25 Nov 2020, 14:41

Meet Mathurin Aché, winner of the Predict the Spread of COVID-19 Challenge and experienced ML practitioner

Catch up with seasoned data science competitor and Product Manager at Prevision.io, Mathurin Aché (mathurin) as he shares a few of his secrets to winning the AI4D Predict the Global Spread of COVID-19 challenge.

Hi Mathurin, please introduce yourself to the Zindi community.

My name is Mathurin Aché (mathurin), I am 39 years old, and I live in France.

Tell us a bit about your data science journey.

I have been a data scientist for 15 years. I am currently Product Manager at Prevision.io, publisher of machine learning machine software. I have participated in more than 200 competitions on Kaggle (around 20th in the world ranking) and other data science platforms. See my profile here.

What do you like about competing on Zindi?

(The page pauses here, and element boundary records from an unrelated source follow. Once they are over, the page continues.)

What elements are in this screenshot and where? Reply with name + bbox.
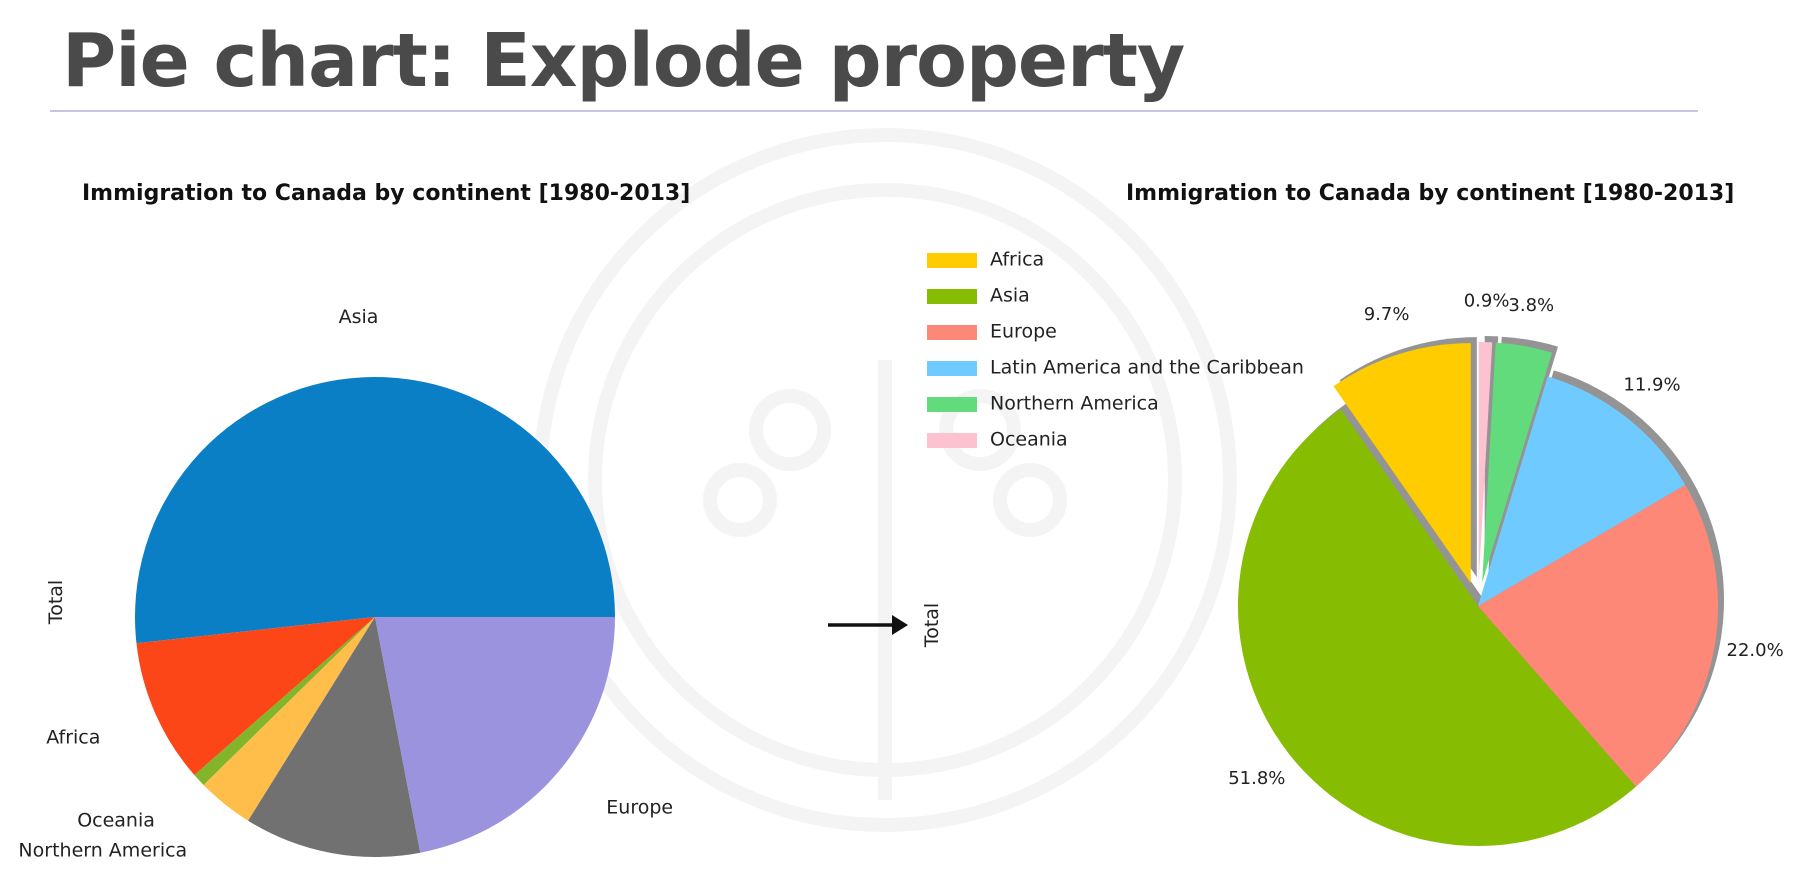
right-slice-latin-america-and-the-caribbean — [1478, 376, 1686, 606]
legend-label-northern-america: Northern America — [990, 393, 1159, 415]
title-divider — [50, 110, 1698, 112]
legend: Africa Asia Europe Latin America and the Ca… — [927, 249, 1304, 451]
left-label-asia: Asia — [339, 306, 379, 328]
right-slice-europe — [1478, 484, 1719, 787]
left-slice-africa — [136, 617, 375, 776]
left-slice-oceania — [194, 617, 375, 785]
pct-label-asia: 51.8% — [1228, 768, 1285, 789]
right-chart-title: Immigration to Canada by continent [1980… — [1126, 181, 1734, 206]
legend-swatch-oceania — [927, 433, 977, 448]
right-pie-slices — [1237, 342, 1719, 847]
watermark-logo — [533, 128, 1237, 832]
right-slice-asia — [1237, 409, 1637, 847]
left-slice-northern-america — [203, 617, 375, 821]
left-pie-chart: Immigration to Canada by continent [1980… — [18, 181, 690, 862]
pct-label-europe: 22.0% — [1727, 640, 1784, 661]
right-slice-africa — [1333, 343, 1471, 584]
left-label-oceania: Oceania — [77, 809, 155, 831]
legend-swatch-asia — [927, 289, 977, 304]
legend-label-africa: Africa — [990, 249, 1044, 271]
pct-label-northern-america: 3.8% — [1508, 295, 1554, 316]
left-slice-asia — [135, 376, 615, 644]
left-label-europe: Europe — [606, 797, 673, 819]
left-y-axis-label: Total — [45, 580, 67, 625]
legend-swatch-northern-america — [927, 397, 977, 412]
arrow-icon — [828, 615, 908, 635]
pct-label-oceania: 0.9% — [1464, 290, 1510, 311]
legend-label-oceania: Oceania — [990, 429, 1068, 451]
pct-label-africa: 9.7% — [1364, 304, 1410, 325]
right-pie-labels: 9.7% 51.8% 22.0% 11.9% 3.8%0.9% — [1228, 290, 1783, 789]
page-title: Pie chart: Explode property — [62, 18, 1185, 104]
legend-label-europe: Europe — [990, 321, 1057, 343]
right-y-axis-label: Total — [921, 603, 943, 648]
right-slice-northern-america — [1482, 342, 1552, 583]
legend-swatch-latin-america-and-the-caribbean — [927, 361, 977, 376]
left-pie-slices — [135, 376, 615, 858]
left-chart-title: Immigration to Canada by continent [1980… — [82, 181, 690, 206]
left-label-northern-america: Northern America — [18, 840, 187, 862]
left-slice-europe — [375, 617, 615, 853]
left-label-africa: Africa — [46, 726, 100, 748]
right-pie-chart: Immigration to Canada by continent [1980… — [921, 181, 1784, 847]
legend-label-latin-america-and-the-caribbean: Latin America and the Caribbean — [990, 357, 1304, 379]
legend-swatch-europe — [927, 325, 977, 340]
left-slice-latin-america-and-the-caribbean — [248, 617, 421, 858]
right-slice-oceania — [1478, 342, 1493, 583]
legend-label-asia: Asia — [990, 285, 1030, 307]
legend-swatch-africa — [927, 253, 977, 268]
pct-label-latin-america-and-the-caribbean: 11.9% — [1623, 375, 1680, 396]
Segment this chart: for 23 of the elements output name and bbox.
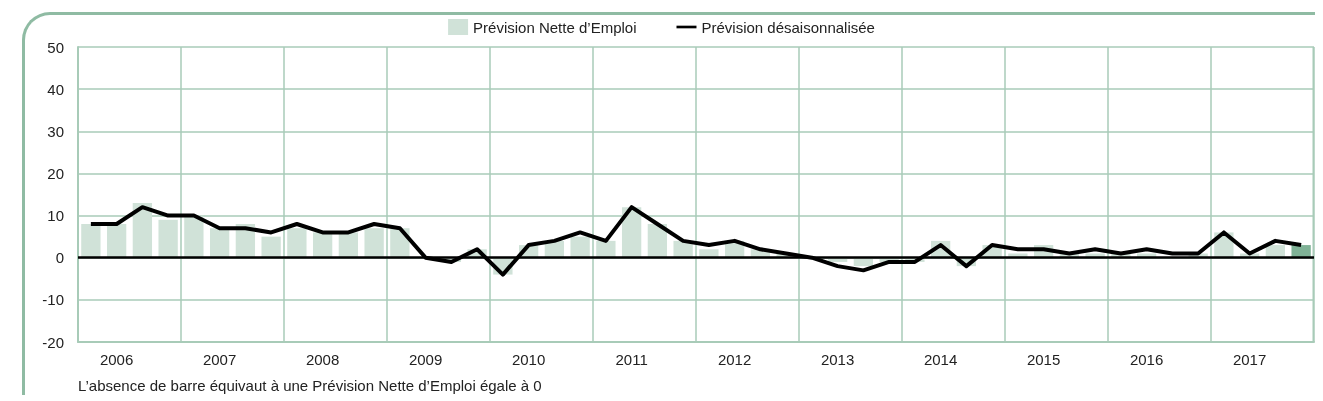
x-tick-label: 2007	[202, 351, 237, 368]
y-tick-label: 50	[47, 38, 64, 56]
x-tick-label: 2016	[1129, 351, 1164, 368]
x-tick-label: 2014	[923, 351, 958, 368]
x-tick-label: 2008	[305, 351, 340, 368]
x-tick-label: 2010	[511, 351, 546, 368]
x-tick-label: 2009	[408, 351, 443, 368]
legend-label: Prévision désaisonnalisée	[701, 18, 875, 36]
y-tick-label: -10	[42, 291, 64, 309]
x-tick-label: 2006	[99, 351, 134, 368]
y-tick-label: 0	[55, 249, 64, 267]
x-tick-label: 2015	[1026, 351, 1061, 368]
text: L’absence de barre équivaut à une Prévision Nette d’Emploi égale à 0	[78, 377, 542, 394]
y-tick-label: -20	[42, 333, 64, 351]
y-tick-label: 30	[47, 122, 64, 140]
x-tick-label: 2011	[615, 351, 648, 368]
legend-label: Prévision Nette d’Emploi	[473, 18, 637, 36]
y-tick-label: 10	[47, 207, 64, 225]
x-tick-label: 2013	[820, 351, 855, 368]
y-tick-label: 40	[47, 80, 64, 98]
x-tick-label: 2017	[1232, 351, 1267, 368]
x-tick-label: 2012	[717, 351, 752, 368]
y-tick-label: 20	[47, 164, 64, 182]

When I participate in datascience contests, I have 2 objectives:

  • work on new data or issues, and if possible with a positive stake for humans
  • learn new techniques, datascience methods to continuously progress in the field

So I like that Zindi sets up competitions with tangible human objectives.

Tell us about the solution you built for the AI4D Predict the Global Spread of COVID-19 challenge.

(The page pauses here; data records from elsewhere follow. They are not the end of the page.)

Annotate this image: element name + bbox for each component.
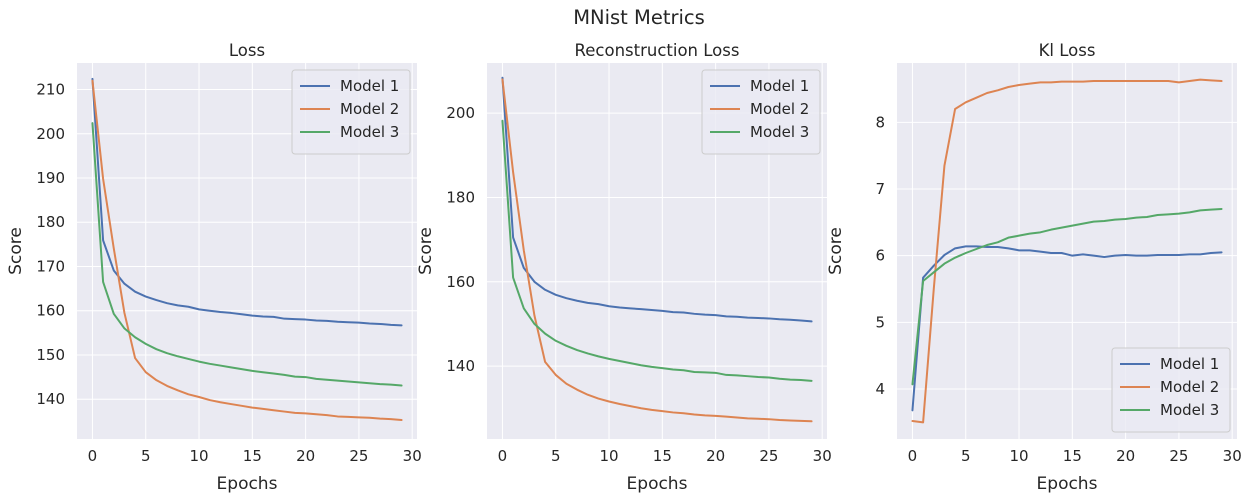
chart-3-kl-loss-series-line-model-2 xyxy=(911,78,1223,424)
chart-1-loss-y-tick-label: 150 xyxy=(36,346,65,364)
chart-3-kl-loss-y-tick-label: 6 xyxy=(875,247,885,265)
chart-1-loss-x-tick-label: 10 xyxy=(189,447,208,465)
chart-2-reconstruction-loss-series-line-model-1 xyxy=(501,76,813,323)
chart-3-kl-loss-x-tick-label: 0 xyxy=(908,447,918,465)
chart-1-loss-x-tick-label: 0 xyxy=(88,447,98,465)
chart-3-kl-loss-y-tick-label: 8 xyxy=(875,113,885,131)
chart-2-reconstruction-loss-x-tick-label: 30 xyxy=(813,447,832,465)
figure-title: MNist Metrics xyxy=(573,6,705,29)
chart-1-loss-y-tick-label: 200 xyxy=(36,125,65,143)
chart-1-loss-x-axis-label: Epochs xyxy=(217,474,278,494)
chart-1-loss-y-tick-label: 210 xyxy=(36,81,65,99)
chart-2-reconstruction-loss-x-tick-label: 10 xyxy=(599,447,618,465)
chart-1-loss-legend-label-model-1: Model 1 xyxy=(340,77,399,95)
chart-3-kl-loss-legend-label-model-2: Model 2 xyxy=(1160,378,1219,396)
chart-2-reconstruction-loss-series-line-model-3 xyxy=(501,119,813,382)
chart-3-kl-loss-series-line-model-3 xyxy=(911,208,1223,386)
chart-1-loss-series-line-model-1 xyxy=(91,77,403,327)
chart-1-loss-x-tick-label: 25 xyxy=(349,447,368,465)
chart-2-reconstruction-loss-y-tick-label: 180 xyxy=(446,188,475,206)
chart-2-reconstruction-loss-legend-label-model-2: Model 2 xyxy=(750,100,809,118)
chart-2-reconstruction-loss-legend-label-model-3: Model 3 xyxy=(750,123,809,141)
chart-3-kl-loss-x-tick-label: 5 xyxy=(961,447,971,465)
chart-1-loss-legend: Model 1 Model 2 Model 3 xyxy=(291,69,411,155)
chart-1-loss-series-line-model-2 xyxy=(91,79,403,421)
chart-1-loss-legend-label-model-2: Model 2 xyxy=(340,100,399,118)
chart-1-loss-y-tick-label: 160 xyxy=(36,302,65,320)
chart-1-loss: 0 5 10 15 20 25 30 140 150 160 170 180 190 200 210 Loss… xyxy=(6,41,422,494)
chart-1-loss-series-line-model-3 xyxy=(91,122,403,387)
chart-3-kl-loss-x-tick-label: 30 xyxy=(1223,447,1242,465)
chart-3-kl-loss-x-axis-label: Epochs xyxy=(1037,474,1098,494)
chart-3-kl-loss-x-tick-label: 20 xyxy=(1116,447,1135,465)
chart-3-kl-loss: 0 5 10 15 20 25 30 4 5 6 7 8 Kl Loss Epochs Score Model… xyxy=(826,41,1242,494)
chart-3-kl-loss-legend: Model 1 Model 2 Model 3 xyxy=(1111,347,1231,433)
chart-2-reconstruction-loss-x-tick-label: 25 xyxy=(759,447,778,465)
chart-3-kl-loss-legend-label-model-1: Model 1 xyxy=(1160,355,1219,373)
chart-3-kl-loss-x-tick-label: 10 xyxy=(1009,447,1028,465)
chart-3-kl-loss-title: Kl Loss xyxy=(1039,41,1096,60)
chart-1-loss-y-tick-label: 190 xyxy=(36,169,65,187)
chart-2-reconstruction-loss-x-axis-label: Epochs xyxy=(627,474,688,494)
chart-1-loss-y-axis-label: Score xyxy=(6,227,26,275)
chart-2-reconstruction-loss-x-tick-label: 20 xyxy=(706,447,725,465)
chart-3-kl-loss-x-tick-label: 25 xyxy=(1169,447,1188,465)
chart-2-reconstruction-loss-legend: Model 1 Model 2 Model 3 xyxy=(701,69,821,155)
chart-2-reconstruction-loss-x-tick-label: 0 xyxy=(498,447,508,465)
chart-2-reconstruction-loss-x-tick-label: 15 xyxy=(653,447,672,465)
chart-3-kl-loss-y-axis-label: Score xyxy=(826,227,846,275)
chart-2-reconstruction-loss-y-axis-label: Score xyxy=(416,227,436,275)
chart-2-reconstruction-loss-series-line-model-2 xyxy=(501,78,813,423)
chart-1-loss-x-tick-label: 5 xyxy=(141,447,151,465)
chart-1-loss-title: Loss xyxy=(229,41,265,60)
chart-2-reconstruction-loss-title: Reconstruction Loss xyxy=(575,41,740,60)
chart-1-loss-y-tick-label: 170 xyxy=(36,257,65,275)
chart-2-reconstruction-loss-y-tick-label: 200 xyxy=(446,104,475,122)
chart-2-reconstruction-loss-x-tick-label: 5 xyxy=(551,447,561,465)
chart-3-kl-loss-legend-label-model-3: Model 3 xyxy=(1160,401,1219,419)
chart-3-kl-loss-y-tick-label: 4 xyxy=(875,380,885,398)
chart-2-reconstruction-loss-legend-label-model-1: Model 1 xyxy=(750,77,809,95)
chart-3-kl-loss-y-tick-label: 5 xyxy=(875,313,885,331)
chart-3-kl-loss-series-line-model-1 xyxy=(911,245,1223,412)
chart-2-reconstruction-loss: 0 5 10 15 20 25 30 140 160 180 200 Reconstruction L… xyxy=(416,41,832,494)
chart-3-kl-loss-x-tick-label: 15 xyxy=(1063,447,1082,465)
chart-3-kl-loss-y-tick-label: 7 xyxy=(875,180,885,198)
chart-1-loss-y-tick-label: 180 xyxy=(36,213,65,231)
chart-1-loss-x-tick-label: 30 xyxy=(403,447,422,465)
chart-2-reconstruction-loss-y-tick-label: 140 xyxy=(446,357,475,375)
chart-1-loss-x-tick-label: 20 xyxy=(296,447,315,465)
chart-2-reconstruction-loss-y-tick-label: 160 xyxy=(446,273,475,291)
chart-1-loss-y-tick-label: 140 xyxy=(36,390,65,408)
chart-1-loss-legend-label-model-3: Model 3 xyxy=(340,123,399,141)
chart-1-loss-x-tick-label: 15 xyxy=(243,447,262,465)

I discovered the AI4D Predict the Global Spread of COVID-19 contest just two days before the end. I had just taken part in an equivalent competition on Kaggle, with some differences:

  • the metric used (MAE vs RMSLE)
  • the longer forecast window for Zindi.
  • the list of different countries and regions between the two competitions
  • the cumulative number of deaths by country and region of the world (on Kaggle, there is also the notion of people contaminated by COVID-19)

Since the data have different ranges, from a few deaths to several tens of thousands of deaths, it is usual to work with log (Fatalities) rather than raw data.

In terms of external data, I used data from the "country_codes.csv" metadata.

In terms of explanatory variables, I manually created the lags at 1, 3 and 7 days before sliding.

In terms of my algorithm, I took the average of 6 xgboost models. Each xgboost model was trained with a weighting equal to 1. / days ** WEIGHT_NORM with a value between 0.15 and 0.3, and a DECAY of 0.99. I also used some variants of the following parameters: min_child_weight, eta, colsample_bytree, max_depth, subsample, NROUND.

What do you think set your approach apart?

I was mainly inspired by the solutions proposed by the winners of the Kaggle COVID forecasting contest.